201502394/1/A2.
Datum uitspraak: 23 september 2015
AFDELING
BESTUURSRECHTSPRAAK
Uitspraak op het hoger beroep van:
[appellant], wonend te [woonplaats],
tegen de uitspraak van de rechtbank Amsterdam van 10 februari 2015 in zaak nr. 14/3693 in het geding tussen:
[appellant]
en
de Belastingdienst/Toeslagen.
Procesverloop
Bij besluit van 1 november 2013 heeft de Belastingdienst/Toeslagen de aan [appellant] toegekende huurtoeslag over 2010 op nihil gesteld en € 2.461,00 aan te veel betaalde voorschotten van hem teruggevorderd.
Bij besluit van 11 april 2014, aangevuld op 6 mei 2014 (hierna tezamen: het besluit van 6 mei 2014) heeft de Belastingdienst/Toeslagen het door [appellant] daartegen gemaakte bezwaar gegrond verklaard voor zover het de periode 1 augustus 2010 tot en met 31 december 2010 betreft en voor die periode alsnog huurtoeslag toegekend. Voor het overige heeft de Belastingdienst/Toeslagen het door [appellant] gemaakte bezwaar ongegrond verklaard.
Bij uitspraak van 10 februari 2015 heeft de rechtbank het door [appellant] daartegen ingestelde beroep ongegrond verklaard. Deze uitspraak is aangehecht.
Tegen deze uitspraak heeft [appellant] hoger beroep ingesteld.
De Belastingdienst/Toeslagen heeft een verweerschrift ingediend.
De zaak is door een meervoudige kamer van de Afdeling verwezen naar een enkelvoudige.

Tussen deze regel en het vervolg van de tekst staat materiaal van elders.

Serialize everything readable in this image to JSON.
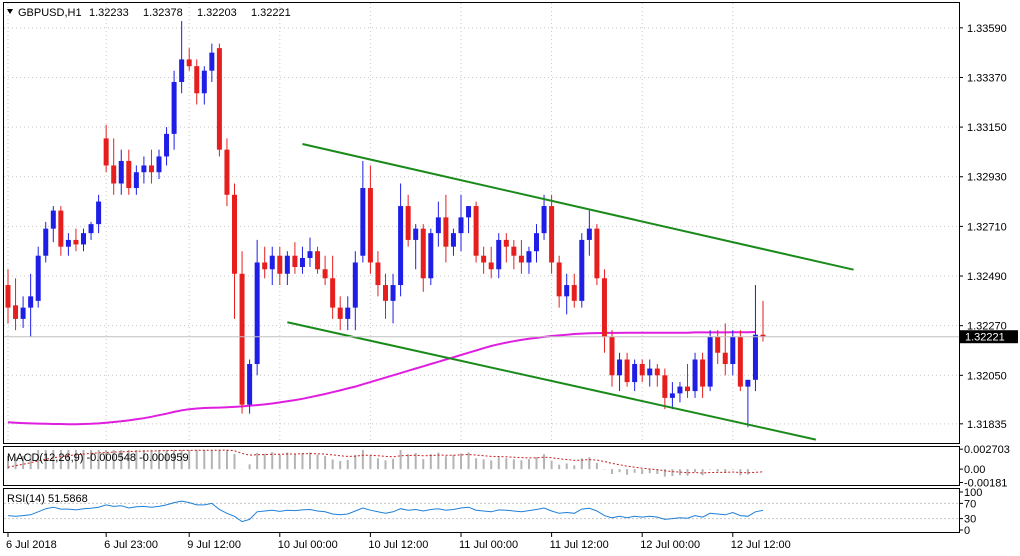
{
  "header": {
    "symbol": "GBPUSD,H1",
    "open": "1.32233",
    "high": "1.32378",
    "low": "1.32203",
    "close": "1.32221"
  },
  "colors": {
    "bull": "#1e1ee6",
    "bear": "#e61e1e",
    "ma": "#e01ee0",
    "trend": "#1a8a1a",
    "grid": "#c8c8c8",
    "rsi": "#1e7fd6",
    "macd_signal": "#c81e1e",
    "macd_hist": "#b4b4b4"
  },
  "chart_data": [
    {
      "type": "candlestick",
      "y_ticks": [
        "1.33590",
        "1.33370",
        "1.33150",
        "1.32930",
        "1.32710",
        "1.32490",
        "1.32270",
        "1.32050",
        "1.31835"
      ],
      "ylim": [
        1.3175,
        1.337
      ],
      "current_price_label": "1.32221",
      "current_price": 1.32221,
      "x_ticks": [
        {
          "label": "6 Jul 2018",
          "index": 0
        },
        {
          "label": "6 Jul 23:00",
          "index": 13
        },
        {
          "label": "9 Jul 12:00",
          "index": 24
        },
        {
          "label": "10 Jul 00:00",
          "index": 36
        },
        {
          "label": "10 Jul 12:00",
          "index": 48
        },
        {
          "label": "11 Jul 00:00",
          "index": 60
        },
        {
          "label": "11 Jul 12:00",
          "index": 72
        },
        {
          "label": "12 Jul 00:00",
          "index": 84
        },
        {
          "label": "12 Jul 12:00",
          "index": 96
        }
      ],
      "candles": [
        [
          1.3245,
          1.3252,
          1.3228,
          1.3235
        ],
        [
          1.3236,
          1.3248,
          1.3225,
          1.323
        ],
        [
          1.323,
          1.324,
          1.3226,
          1.3235
        ],
        [
          1.3235,
          1.325,
          1.3222,
          1.324
        ],
        [
          1.3238,
          1.3262,
          1.3235,
          1.3258
        ],
        [
          1.3258,
          1.3273,
          1.3255,
          1.327
        ],
        [
          1.327,
          1.328,
          1.3264,
          1.3278
        ],
        [
          1.3278,
          1.328,
          1.3258,
          1.3262
        ],
        [
          1.3262,
          1.3268,
          1.3258,
          1.3265
        ],
        [
          1.3265,
          1.327,
          1.326,
          1.3263
        ],
        [
          1.3263,
          1.327,
          1.326,
          1.3268
        ],
        [
          1.3268,
          1.3273,
          1.3265,
          1.3272
        ],
        [
          1.3272,
          1.3285,
          1.3268,
          1.3282
        ],
        [
          1.331,
          1.3316,
          1.3295,
          1.3298
        ],
        [
          1.3298,
          1.331,
          1.3285,
          1.329
        ],
        [
          1.329,
          1.3305,
          1.3285,
          1.33
        ],
        [
          1.33,
          1.3305,
          1.3285,
          1.3288
        ],
        [
          1.3288,
          1.3298,
          1.3285,
          1.3295
        ],
        [
          1.3295,
          1.3302,
          1.329,
          1.3298
        ],
        [
          1.3298,
          1.3305,
          1.329,
          1.3295
        ],
        [
          1.3295,
          1.3305,
          1.3292,
          1.3302
        ],
        [
          1.3302,
          1.3315,
          1.3298,
          1.3312
        ],
        [
          1.3312,
          1.334,
          1.3305,
          1.3335
        ],
        [
          1.3335,
          1.3362,
          1.333,
          1.3345
        ],
        [
          1.3345,
          1.335,
          1.334,
          1.3342
        ],
        [
          1.3342,
          1.3345,
          1.3325,
          1.333
        ],
        [
          1.333,
          1.3342,
          1.3325,
          1.334
        ],
        [
          1.334,
          1.3352,
          1.3335,
          1.3348
        ],
        [
          1.335,
          1.3352,
          1.3302,
          1.3305
        ],
        [
          1.3305,
          1.331,
          1.328,
          1.3285
        ],
        [
          1.3285,
          1.329,
          1.323,
          1.325
        ],
        [
          1.325,
          1.326,
          1.3188,
          1.3192
        ],
        [
          1.3192,
          1.3212,
          1.3188,
          1.321
        ],
        [
          1.321,
          1.3265,
          1.3205,
          1.3255
        ],
        [
          1.3255,
          1.3262,
          1.3248,
          1.3252
        ],
        [
          1.3252,
          1.3262,
          1.3245,
          1.3258
        ],
        [
          1.3258,
          1.3262,
          1.3245,
          1.325
        ],
        [
          1.325,
          1.326,
          1.3245,
          1.3258
        ],
        [
          1.3258,
          1.3264,
          1.325,
          1.3253
        ],
        [
          1.3253,
          1.3262,
          1.325,
          1.3257
        ],
        [
          1.3257,
          1.3266,
          1.3253,
          1.326
        ],
        [
          1.326,
          1.3262,
          1.325,
          1.3252
        ],
        [
          1.3252,
          1.3258,
          1.3245,
          1.3248
        ],
        [
          1.3248,
          1.3258,
          1.323,
          1.3235
        ],
        [
          1.3235,
          1.324,
          1.3225,
          1.323
        ],
        [
          1.323,
          1.324,
          1.3225,
          1.3235
        ],
        [
          1.3235,
          1.326,
          1.3225,
          1.3255
        ],
        [
          1.3258,
          1.33,
          1.3255,
          1.3288
        ],
        [
          1.3288,
          1.3298,
          1.325,
          1.3255
        ],
        [
          1.3255,
          1.326,
          1.324,
          1.3245
        ],
        [
          1.3245,
          1.325,
          1.323,
          1.3238
        ],
        [
          1.3238,
          1.325,
          1.3228,
          1.3245
        ],
        [
          1.3245,
          1.329,
          1.324,
          1.328
        ],
        [
          1.328,
          1.3285,
          1.3262,
          1.3265
        ],
        [
          1.3265,
          1.3272,
          1.3252,
          1.327
        ],
        [
          1.327,
          1.3272,
          1.3242,
          1.3248
        ],
        [
          1.3248,
          1.327,
          1.3245,
          1.3268
        ],
        [
          1.3268,
          1.3282,
          1.3262,
          1.3275
        ],
        [
          1.3275,
          1.3285,
          1.3255,
          1.3262
        ],
        [
          1.3262,
          1.327,
          1.3258,
          1.3268
        ],
        [
          1.3268,
          1.3285,
          1.326,
          1.3275
        ],
        [
          1.3275,
          1.328,
          1.3268,
          1.328
        ],
        [
          1.328,
          1.3282,
          1.3255,
          1.3258
        ],
        [
          1.3258,
          1.3262,
          1.325,
          1.3255
        ],
        [
          1.3255,
          1.3262,
          1.3248,
          1.3252
        ],
        [
          1.3252,
          1.3268,
          1.3248,
          1.3265
        ],
        [
          1.3265,
          1.3268,
          1.3255,
          1.3262
        ],
        [
          1.3262,
          1.3265,
          1.3252,
          1.3258
        ],
        [
          1.3258,
          1.3265,
          1.325,
          1.3255
        ],
        [
          1.3255,
          1.3262,
          1.325,
          1.326
        ],
        [
          1.326,
          1.3272,
          1.3255,
          1.3268
        ],
        [
          1.3268,
          1.3285,
          1.3265,
          1.328
        ],
        [
          1.328,
          1.3285,
          1.325,
          1.3255
        ],
        [
          1.3255,
          1.3258,
          1.3235,
          1.324
        ],
        [
          1.324,
          1.325,
          1.3232,
          1.3245
        ],
        [
          1.3245,
          1.325,
          1.3235,
          1.3238
        ],
        [
          1.3238,
          1.3268,
          1.3235,
          1.3265
        ],
        [
          1.3265,
          1.3278,
          1.3258,
          1.327
        ],
        [
          1.327,
          1.3272,
          1.3245,
          1.3248
        ],
        [
          1.3248,
          1.3252,
          1.3215,
          1.3222
        ],
        [
          1.3222,
          1.3225,
          1.32,
          1.3205
        ],
        [
          1.3205,
          1.3215,
          1.3198,
          1.3212
        ],
        [
          1.3212,
          1.3215,
          1.32,
          1.3202
        ],
        [
          1.3202,
          1.3212,
          1.3198,
          1.321
        ],
        [
          1.321,
          1.3212,
          1.3202,
          1.3205
        ],
        [
          1.3205,
          1.3212,
          1.32,
          1.3208
        ],
        [
          1.3208,
          1.321,
          1.32,
          1.3205
        ],
        [
          1.3205,
          1.3208,
          1.319,
          1.3195
        ],
        [
          1.3195,
          1.3202,
          1.319,
          1.3197
        ],
        [
          1.3197,
          1.3202,
          1.3193,
          1.32
        ],
        [
          1.32,
          1.321,
          1.3195,
          1.3198
        ],
        [
          1.3198,
          1.3215,
          1.3195,
          1.3212
        ],
        [
          1.3212,
          1.3215,
          1.3195,
          1.32
        ],
        [
          1.32,
          1.3225,
          1.3198,
          1.3222
        ],
        [
          1.3222,
          1.3225,
          1.321,
          1.3215
        ],
        [
          1.3215,
          1.3228,
          1.3205,
          1.321
        ],
        [
          1.321,
          1.3225,
          1.3205,
          1.3222
        ],
        [
          1.3222,
          1.3225,
          1.3198,
          1.32
        ],
        [
          1.32,
          1.3203,
          1.3182,
          1.3203
        ],
        [
          1.3203,
          1.3245,
          1.3198,
          1.3223
        ],
        [
          1.3223,
          1.3238,
          1.322,
          1.3222
        ]
      ],
      "ma_series": [
        1.31842,
        1.3184,
        1.31838,
        1.31837,
        1.31836,
        1.31835,
        1.31834,
        1.31834,
        1.31833,
        1.31833,
        1.31834,
        1.31835,
        1.31837,
        1.3184,
        1.31843,
        1.31846,
        1.3185,
        1.31855,
        1.3186,
        1.31866,
        1.31873,
        1.3188,
        1.31888,
        1.31895,
        1.319,
        1.31903,
        1.31905,
        1.31906,
        1.31907,
        1.31908,
        1.3191,
        1.31912,
        1.31915,
        1.31918,
        1.31921,
        1.31925,
        1.3193,
        1.31935,
        1.3194,
        1.31946,
        1.31953,
        1.3196,
        1.31967,
        1.31975,
        1.31983,
        1.31992,
        1.32,
        1.3201,
        1.3202,
        1.3203,
        1.3204,
        1.3205,
        1.3206,
        1.3207,
        1.3208,
        1.3209,
        1.321,
        1.3211,
        1.3212,
        1.3213,
        1.3214,
        1.3215,
        1.3216,
        1.3217,
        1.3218,
        1.32188,
        1.32195,
        1.32201,
        1.32207,
        1.32212,
        1.32216,
        1.3222,
        1.32224,
        1.32227,
        1.3223,
        1.32233,
        1.32235,
        1.32236,
        1.32237,
        1.32238,
        1.32238,
        1.32238,
        1.32239,
        1.32239,
        1.32239,
        1.32239,
        1.32239,
        1.32239,
        1.32239,
        1.32239,
        1.32239,
        1.3224,
        1.3224,
        1.3224,
        1.3224,
        1.3224,
        1.32241,
        1.32241,
        1.32241,
        1.32242
      ],
      "trendlines": [
        {
          "from": [
            39,
            1.33075
          ],
          "to": [
            112,
            1.32518
          ]
        },
        {
          "from": [
            37,
            1.32285
          ],
          "to": [
            107,
            1.31765
          ]
        }
      ]
    },
    {
      "type": "line",
      "title": "MACD(12,26,9) -0.000548 -0.000959",
      "y_ticks": [
        "0.002703",
        "0.00",
        "-0.00181"
      ],
      "ylim": [
        -0.00215,
        0.003
      ]
    },
    {
      "type": "line",
      "title": "RSI(14) 51.5868",
      "y_ticks": [
        "100",
        "70",
        "30",
        "0"
      ],
      "ylim": [
        0,
        100
      ],
      "rsi_series": [
        38,
        36,
        38,
        40,
        48,
        56,
        60,
        55,
        55,
        53,
        56,
        57,
        60,
        66,
        62,
        64,
        58,
        61,
        62,
        60,
        62,
        66,
        72,
        76,
        72,
        66,
        66,
        70,
        54,
        44,
        36,
        22,
        28,
        48,
        50,
        52,
        49,
        52,
        51,
        53,
        54,
        50,
        48,
        42,
        40,
        42,
        50,
        58,
        52,
        48,
        44,
        48,
        56,
        52,
        54,
        50,
        54,
        56,
        52,
        54,
        58,
        60,
        52,
        50,
        48,
        53,
        52,
        50,
        48,
        51,
        54,
        58,
        50,
        44,
        46,
        44,
        55,
        57,
        50,
        38,
        32,
        36,
        32,
        36,
        34,
        36,
        34,
        28,
        30,
        32,
        31,
        38,
        34,
        44,
        42,
        40,
        46,
        38,
        36,
        48,
        51.6
      ]
    }
  ]
}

De Afdeling heeft de zaak ter zitting behandeld op 4 september 2015, waar [appellant], bijgestaan door [gemachtigde], en de Belastingdienst/Toeslagen, vertegenwoordigd door drs. J.G.C. van de Werken, werkzaam bij de dienst, zijn verschenen.
Overwegingen
1. Ingevolge artikel 1a, eerste lid, van de Wet op de huurtoeslag (hierna: Wht), zoals deze luidde ten tijde van belang, is op deze wet de Algemene wet inkomensafhankelijke regelingen (hierna: Awir), met uitzondering van artikel 6, eerste en tweede lid, van toepassing.
Ingevolge artikel 7, eerste lid, is het recht op en de hoogte van de huurtoeslag afhankelijk van de draagkracht, waaronder begrepen het vermogen, van de huurder, diens partner en de medebewoners.
Ingevolge artikel 9, eerste lid, wordt een huurtoeslag slechts toegekend
a. als de huurder, diens partner alsmede degenen die medebewoner van de woning zijn, op het adres van die woning zijn ingeschreven in de gemeentelijke basisadministratie persoonsgegevens (thans: basisregistratie personen; hierna: GBA);
b. als op dat adres geen andere personen staan ingeschreven in de GBA, behoudens eventueel een onderhuurder en personen die behoren tot diens huishouden.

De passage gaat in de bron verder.